When Maney meets current and former servicemembers in his community who he suspects are suffering from PTS or TBI but haven't been screened or diagnosed, he recommends HBOT. "I became much more sensitive to the plight of these soldiers and what they go through as they try to navigate what is a very complicated system that is not set up - was not and is not well set up - to deal with traumatic brain injuries or PTSD," he says.
"I ran into a young man who lost both legs in Iraq. His hand was also mangled in an IED blast. He had never been treated, never been evaluated for PTSD or traumatic brain injury. As I've gotten active trying to help these young troops, I've been contacted by people - one Marine, several Air Force, several Army. I've been able to direct them into hyperbaric oxygen therapy. Every single one has shown improvement. Not all of them have gotten back to 100 percent, but if you're functioning at 40 or 50 percent and you get back up to 75 or 80 percent, that's a major quality-of-life improvement."
When The American Legion's PTS-TBI Ad Hoc Committee met in early August, VA's Alison Cernich said that as a TBI treatment, hyperbaric oxygen is unproven and requires more research.
"Hyperbaric oxygen really has limited data right now," says Cernich, acting senior liaison for TBI in VA's Office of Rehabilitation Services. "I wouldn't say I recommend or don't recommend hyperbaric oxygen. I would say that in terms of its application, I think some of the claims that are being made are relatively wide, with the evidence relatively sparse."
She adds that VA and DoD are co-funding a clinical trial on HBOT, and a report is expected within a year. She also referenced six severe TBI patients who were treated with hyperbaric oxygen at the University of Pittsburgh but experienced no improvement. "They're not showing any improvements, say, on a functional-independence measure. That rates how well the person can do things independently: stand, sit, walk."
Cernich warns against veterans and families setting expectations too high for an alternative treatment like HBOT.
Even so, Patt Maney and Tim Hecker see themselves as successful case studies for treating the signature wound of the war on terror with hyperbaric-oxygen dives.
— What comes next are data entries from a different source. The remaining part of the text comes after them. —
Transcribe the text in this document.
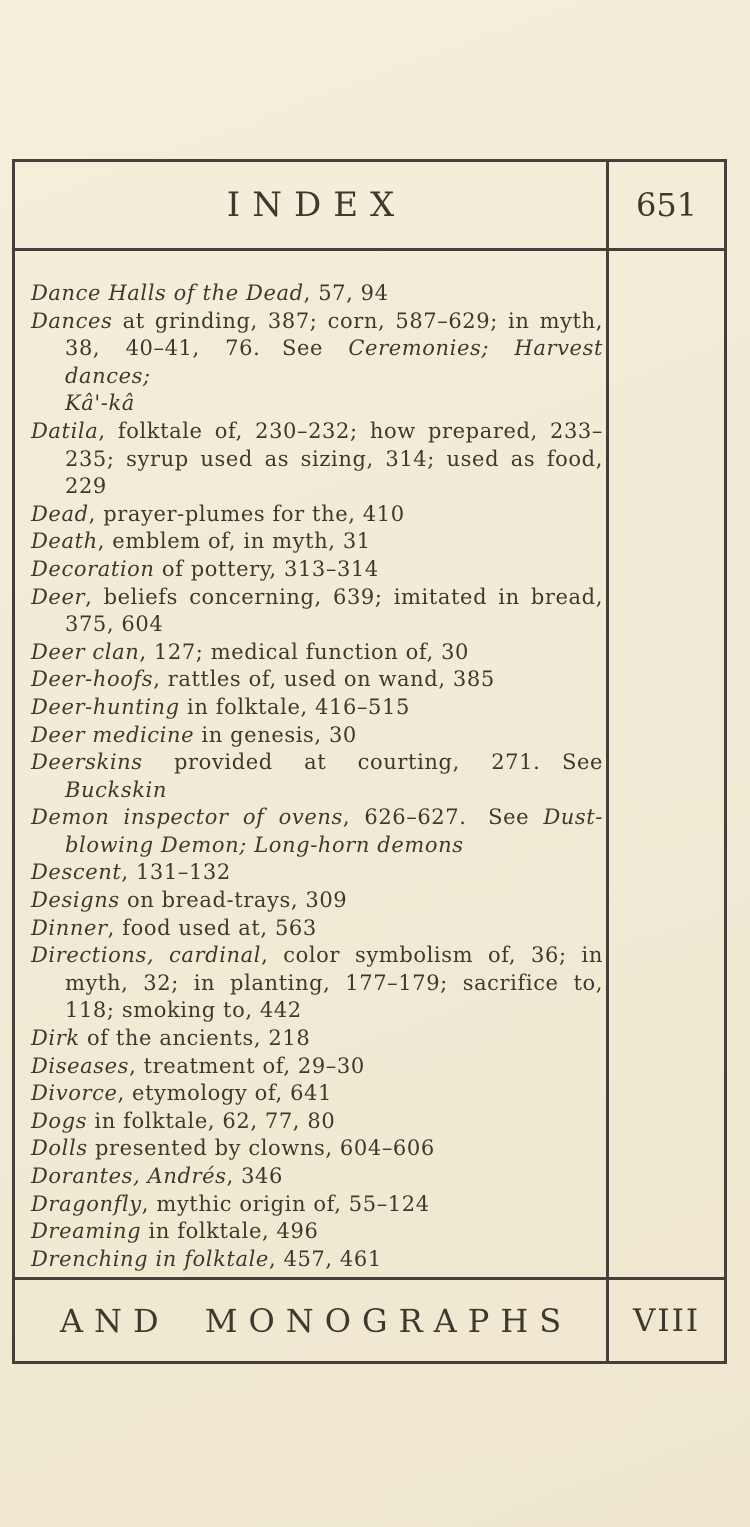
INDEX	651
Dance Halls of the Dead, 57, 94
Dances at grinding, 387; corn, 587–629; in myth,
38, 40–41, 76. See Ceremonies; Harvest dances;
Kâ'-kâ
Datila, folktale of, 230–232; how prepared, 233–
235; syrup used as sizing, 314; used as food,
229
Dead, prayer-plumes for the, 410
Death, emblem of, in myth, 31
Decoration of pottery, 313–314
Deer, beliefs concerning, 639; imitated in bread,
375, 604
Deer clan, 127; medical function of, 30
Deer-hoofs, rattles of, used on wand, 385
Deer-hunting in folktale, 416–515
Deer medicine in genesis, 30
Deerskins provided at courting, 271. See
Buckskin
Demon inspector of ovens, 626–627. See Dust-
blowing Demon; Long-horn demons
Descent, 131–132
Designs on bread-trays, 309
Dinner, food used at, 563
Directions, cardinal, color symbolism of, 36; in
myth, 32; in planting, 177–179; sacrifice to,
118; smoking to, 442
Dirk of the ancients, 218
Diseases, treatment of, 29–30
Divorce, etymology of, 641
Dogs in folktale, 62, 77, 80
Dolls presented by clowns, 604–606
Dorantes, Andrés, 346
Dragonfly, mythic origin of, 55–124
Dreaming in folktale, 496
Drenching in folktale, 457, 461
AND MONOGRAPHS	VIII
"Everybody who has argued against hyperbarics, they don't know what they're talking about," Hecker says. "Until you have suffered from a traumatic brain injury and felt that frustration and anger at not being yourself, and then get it back ... it's amazing.
"If it hadn't been for Dr. Harch, I'd have been labeled with conversion disorder and medically discharged. I understand that with the extent of my injuries and the disabilities I have, cognitively, I can function in society, but I can't function at the level I need to as a master sergeant in the Army. That I can accept. I am going through the process of being retired out of the Army. I can accept it now. I'm going out on my terms. It's not that I'm being pushed to the side. This is what needs to happen."
Steve B. Brooks is multimedia editor for The American Legion.